Ha la sua origine nel congresso del 2005, quando si modificò lo statuto per aprire l’associazione a soggetti come i centri sociali, chiamando gli estremisti “nuove generazioni” dell’antifascismo. E’ così che lungo questa catena di strumentalizzazioni politiche il 25 aprile rischia di diventare il giorno non della memoria della Resistenza, ma dell’amnesia e della sua mistificazione.

Mistificazione perché?

Le mistificazioni sono essenzialmente tre. Esse hanno origine nella Guerra Fredda con la lettura della Resistenza italiana per la propaganda sovietica: esclusione — indicandoli anzi come eredi del fascismo — degli Alleati (in quanto blocco anti-Urss), dei militari italiani (in quanto Nato), dei cattolici e dei laici (in quanto governo senza il Pci). Una completa manipolazione. Basti pensare a come “a caldo” parlava invece Palmiro Togliatti nel dicembre 1945 al congresso di ricostituzione del Pci: “Ricorderemo in eterno i soldati e gli ufficiali inglesi, degli Stati Uniti, della Francia, dell’Africa del sud, dell’Australia, del Brasile, i quali hanno lasciato la loro vita o versato il sangue loro per la liberazione del suolo della nostra patria. Il loro nome vivrà nel cuore del nostro popolo”. Ricorderemo in eterno? Oggi se ne bruciano le bandiere.

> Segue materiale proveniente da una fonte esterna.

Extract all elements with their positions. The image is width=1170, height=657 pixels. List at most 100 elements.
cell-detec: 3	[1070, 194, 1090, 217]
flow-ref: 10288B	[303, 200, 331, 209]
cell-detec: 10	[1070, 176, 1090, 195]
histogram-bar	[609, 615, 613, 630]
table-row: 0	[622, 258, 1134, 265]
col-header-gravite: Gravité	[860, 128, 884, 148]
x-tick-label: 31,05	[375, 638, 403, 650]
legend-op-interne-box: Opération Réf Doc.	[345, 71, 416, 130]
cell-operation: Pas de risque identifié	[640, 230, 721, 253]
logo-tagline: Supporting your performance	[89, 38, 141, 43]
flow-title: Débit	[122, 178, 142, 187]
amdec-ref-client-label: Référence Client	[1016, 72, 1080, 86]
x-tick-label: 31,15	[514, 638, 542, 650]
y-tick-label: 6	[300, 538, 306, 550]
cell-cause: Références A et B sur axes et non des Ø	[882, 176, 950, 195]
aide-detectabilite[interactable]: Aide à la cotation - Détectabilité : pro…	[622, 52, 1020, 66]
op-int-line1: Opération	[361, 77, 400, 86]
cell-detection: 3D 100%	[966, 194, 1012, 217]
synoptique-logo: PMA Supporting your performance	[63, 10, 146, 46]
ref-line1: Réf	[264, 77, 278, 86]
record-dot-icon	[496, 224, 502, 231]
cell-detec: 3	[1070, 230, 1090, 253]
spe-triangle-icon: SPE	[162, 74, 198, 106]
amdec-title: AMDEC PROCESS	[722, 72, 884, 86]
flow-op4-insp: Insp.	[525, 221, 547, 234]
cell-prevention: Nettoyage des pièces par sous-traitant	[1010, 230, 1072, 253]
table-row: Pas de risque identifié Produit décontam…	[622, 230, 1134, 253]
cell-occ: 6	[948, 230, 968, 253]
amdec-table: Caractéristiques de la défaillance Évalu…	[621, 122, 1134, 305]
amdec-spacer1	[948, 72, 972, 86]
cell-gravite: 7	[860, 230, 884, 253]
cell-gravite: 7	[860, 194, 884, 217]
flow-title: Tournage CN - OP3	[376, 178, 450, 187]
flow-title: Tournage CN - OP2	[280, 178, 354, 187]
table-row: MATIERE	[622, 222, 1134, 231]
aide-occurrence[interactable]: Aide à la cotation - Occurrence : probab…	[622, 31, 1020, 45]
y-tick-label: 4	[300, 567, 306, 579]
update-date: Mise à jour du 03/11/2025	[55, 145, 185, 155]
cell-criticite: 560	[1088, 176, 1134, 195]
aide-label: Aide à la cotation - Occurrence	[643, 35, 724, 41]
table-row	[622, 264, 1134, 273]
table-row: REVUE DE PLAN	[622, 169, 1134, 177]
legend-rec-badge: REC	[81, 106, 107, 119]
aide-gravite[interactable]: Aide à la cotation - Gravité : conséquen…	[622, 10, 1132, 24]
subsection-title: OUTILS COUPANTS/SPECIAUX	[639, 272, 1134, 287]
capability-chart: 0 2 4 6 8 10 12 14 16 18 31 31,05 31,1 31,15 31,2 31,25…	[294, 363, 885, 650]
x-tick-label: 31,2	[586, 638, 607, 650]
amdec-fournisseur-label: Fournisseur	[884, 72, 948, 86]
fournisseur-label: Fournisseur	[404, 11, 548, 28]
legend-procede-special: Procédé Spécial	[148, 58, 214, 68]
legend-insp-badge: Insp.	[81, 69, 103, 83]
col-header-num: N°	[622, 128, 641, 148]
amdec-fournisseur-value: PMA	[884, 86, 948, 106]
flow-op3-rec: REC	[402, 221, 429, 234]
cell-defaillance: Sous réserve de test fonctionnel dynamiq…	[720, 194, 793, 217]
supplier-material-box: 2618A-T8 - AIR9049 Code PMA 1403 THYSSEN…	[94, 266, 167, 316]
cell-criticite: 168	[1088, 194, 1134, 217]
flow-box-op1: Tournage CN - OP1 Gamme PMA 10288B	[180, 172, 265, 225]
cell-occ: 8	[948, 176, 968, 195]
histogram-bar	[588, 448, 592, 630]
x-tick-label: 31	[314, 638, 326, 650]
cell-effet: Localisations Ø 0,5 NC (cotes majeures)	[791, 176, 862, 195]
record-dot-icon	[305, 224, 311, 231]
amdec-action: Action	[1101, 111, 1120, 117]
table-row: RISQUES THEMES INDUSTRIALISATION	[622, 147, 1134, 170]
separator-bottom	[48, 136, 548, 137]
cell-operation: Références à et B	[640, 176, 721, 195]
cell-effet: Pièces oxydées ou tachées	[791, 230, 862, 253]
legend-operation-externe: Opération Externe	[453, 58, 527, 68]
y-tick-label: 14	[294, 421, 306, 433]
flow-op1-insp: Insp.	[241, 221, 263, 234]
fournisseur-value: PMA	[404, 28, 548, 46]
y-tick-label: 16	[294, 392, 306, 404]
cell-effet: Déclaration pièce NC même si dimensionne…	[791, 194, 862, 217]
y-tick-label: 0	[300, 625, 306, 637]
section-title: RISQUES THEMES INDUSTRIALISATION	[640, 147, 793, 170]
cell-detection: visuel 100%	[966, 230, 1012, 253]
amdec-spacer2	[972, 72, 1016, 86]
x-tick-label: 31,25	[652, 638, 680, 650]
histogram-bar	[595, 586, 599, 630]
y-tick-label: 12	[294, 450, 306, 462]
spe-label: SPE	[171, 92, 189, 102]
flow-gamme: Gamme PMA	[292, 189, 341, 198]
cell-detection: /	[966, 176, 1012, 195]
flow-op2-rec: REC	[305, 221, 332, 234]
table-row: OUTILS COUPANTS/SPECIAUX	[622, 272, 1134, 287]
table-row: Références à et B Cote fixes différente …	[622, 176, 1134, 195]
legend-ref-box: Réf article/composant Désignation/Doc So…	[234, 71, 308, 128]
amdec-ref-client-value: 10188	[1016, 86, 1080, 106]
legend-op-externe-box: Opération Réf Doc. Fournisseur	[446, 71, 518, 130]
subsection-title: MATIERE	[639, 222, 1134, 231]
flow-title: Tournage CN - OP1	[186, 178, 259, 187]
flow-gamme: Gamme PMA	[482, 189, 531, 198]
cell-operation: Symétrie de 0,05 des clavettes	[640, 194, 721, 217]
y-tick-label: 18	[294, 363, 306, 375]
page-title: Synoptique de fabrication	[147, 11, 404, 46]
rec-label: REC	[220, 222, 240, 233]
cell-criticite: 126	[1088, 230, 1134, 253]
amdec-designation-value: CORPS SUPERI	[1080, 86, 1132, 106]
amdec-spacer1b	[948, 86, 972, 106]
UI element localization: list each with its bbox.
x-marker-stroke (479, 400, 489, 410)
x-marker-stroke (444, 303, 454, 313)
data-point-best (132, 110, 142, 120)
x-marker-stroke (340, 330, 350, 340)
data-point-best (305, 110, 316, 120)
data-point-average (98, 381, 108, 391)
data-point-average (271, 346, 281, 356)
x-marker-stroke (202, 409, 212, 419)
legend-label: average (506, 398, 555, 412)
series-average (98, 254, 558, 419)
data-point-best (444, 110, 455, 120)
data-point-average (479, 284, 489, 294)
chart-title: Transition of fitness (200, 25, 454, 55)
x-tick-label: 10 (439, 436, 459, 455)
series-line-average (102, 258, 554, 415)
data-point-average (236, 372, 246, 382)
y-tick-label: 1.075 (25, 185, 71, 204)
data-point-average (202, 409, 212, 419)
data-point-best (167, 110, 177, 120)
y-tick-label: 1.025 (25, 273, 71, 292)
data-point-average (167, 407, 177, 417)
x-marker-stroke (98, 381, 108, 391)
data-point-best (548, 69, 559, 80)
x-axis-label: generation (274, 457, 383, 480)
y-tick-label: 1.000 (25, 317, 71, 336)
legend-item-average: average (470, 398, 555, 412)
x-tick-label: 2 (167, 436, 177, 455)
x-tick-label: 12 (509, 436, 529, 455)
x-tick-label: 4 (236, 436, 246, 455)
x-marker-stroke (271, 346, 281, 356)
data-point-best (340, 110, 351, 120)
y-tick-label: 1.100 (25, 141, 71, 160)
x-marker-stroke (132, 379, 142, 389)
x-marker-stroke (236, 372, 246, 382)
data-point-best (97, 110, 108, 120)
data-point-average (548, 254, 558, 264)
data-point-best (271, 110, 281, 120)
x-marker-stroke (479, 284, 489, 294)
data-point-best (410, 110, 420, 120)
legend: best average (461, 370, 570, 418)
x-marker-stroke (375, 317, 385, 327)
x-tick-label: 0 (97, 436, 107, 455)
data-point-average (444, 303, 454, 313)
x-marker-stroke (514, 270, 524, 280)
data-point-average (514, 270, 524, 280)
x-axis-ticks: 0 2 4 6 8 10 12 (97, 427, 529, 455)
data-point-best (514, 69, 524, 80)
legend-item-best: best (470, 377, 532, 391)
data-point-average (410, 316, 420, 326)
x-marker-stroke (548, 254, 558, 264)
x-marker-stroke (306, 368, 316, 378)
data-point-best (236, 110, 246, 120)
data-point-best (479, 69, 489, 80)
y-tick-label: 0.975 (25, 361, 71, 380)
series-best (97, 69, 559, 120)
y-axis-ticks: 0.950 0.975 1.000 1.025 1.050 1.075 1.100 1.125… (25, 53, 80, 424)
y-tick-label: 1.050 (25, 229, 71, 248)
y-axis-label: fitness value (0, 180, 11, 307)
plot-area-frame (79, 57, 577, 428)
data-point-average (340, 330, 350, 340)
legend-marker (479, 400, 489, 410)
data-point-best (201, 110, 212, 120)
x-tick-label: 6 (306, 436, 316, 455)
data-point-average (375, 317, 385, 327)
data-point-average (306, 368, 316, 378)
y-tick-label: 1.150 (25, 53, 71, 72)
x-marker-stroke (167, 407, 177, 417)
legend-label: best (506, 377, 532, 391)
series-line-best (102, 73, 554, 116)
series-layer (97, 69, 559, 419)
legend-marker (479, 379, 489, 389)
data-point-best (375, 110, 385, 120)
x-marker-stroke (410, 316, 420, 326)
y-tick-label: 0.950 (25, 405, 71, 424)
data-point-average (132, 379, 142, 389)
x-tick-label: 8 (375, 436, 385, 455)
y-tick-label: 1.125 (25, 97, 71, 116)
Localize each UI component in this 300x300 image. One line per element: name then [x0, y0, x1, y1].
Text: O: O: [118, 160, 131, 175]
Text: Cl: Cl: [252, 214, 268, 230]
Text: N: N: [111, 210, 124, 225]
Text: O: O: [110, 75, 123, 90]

La seconda mistificazione?

E’ la cancellazione dell’importanza dei militari nella Resistenza italiana. Sempre “a caldo” (il 13 maggio 1945 al teatro Eliseo) Ferruccio Parri raccontando ai romani la lotta partigiana (tra le grida “Viva gli Alleati!”) esaltava i “molti soldati”. Ma ancora nel 2010 Giorgio Napolitano doveva lamentare che il ruolo dei militari era stato “in passato tenuto in ombra”. Infatti, contro l’amnesia dominante in proposito, i presidenti della Repubblica Pertini, Ciampi e Napolitano si sono adoperati soprattutto per sottolineare come la Resistenza — da Porta san Paolo a Cefalonia — fu fondata dai militari italiani. La cancellazione dei militari è stata enorme e fortemente diseducativa. Si è arrivati alla criminalizzazione di eroici comandanti come nel “caso Mauri”, che venne ingiustamente accusato nel 1975 dal giudice Violante — nel trentennale della Resistenza — di golpismo. Lo stesso comandante partigiano comunista, Pietro Secchia, riconobbe invece l’importanza delle sue brigate: nell’autunno comandava 10mila uomini su un totale di meno di 50mila partigiani.

E la terza?

La terza cancellazione riguarda le forze politiche. A partire dalla strage di Porzus i non comunisti e i non filocomunisti sono espulsi dalla memoria della Resistenza. Socialisti, cattolici e liberali sono estranei alla lotta antifascista.

Quali sono state le conseguenze di queste falsificazioni?

Il risultato è che nel gran celebrare il 25 aprile in realtà tra gli studenti chi conosce i nomi del capo militare e del capo politico della Resistenza? Il generale Raffaele Cadorna che era alla testa del comando unificato delle brigate partigiane e Alfredo Pizzoni che guidava il Cln dell’Alta Italia. Così come le Fosse Ardeatine sono una sorta di “fossa comune” senza identità, a cominciare da quella del colonnello Montezemolo che fu tra i primi a essere incluso nella lista da Kappler in quanto capo militare della lotta clandestina a Roma. Né si ricorda che la liberazione di Milano fu affidata dal Cln alla Guardia di finanza: 407 militari e 23 ufficiali.  

Però non tutta l’Anpi è sulle posizioni della sezione di Roma.

Il presidente dell’Anpi di Milano, Roberto Cenati, ha assunto una posizione molto positiva sulla Brigata ebraica e sul significato della celebrazione della Resistenza. Sarebbe ora che il 25 aprile non venisse usato per giustificare estremismo politico e atti di delinquenza contro soggetti storici dell’antifascismo.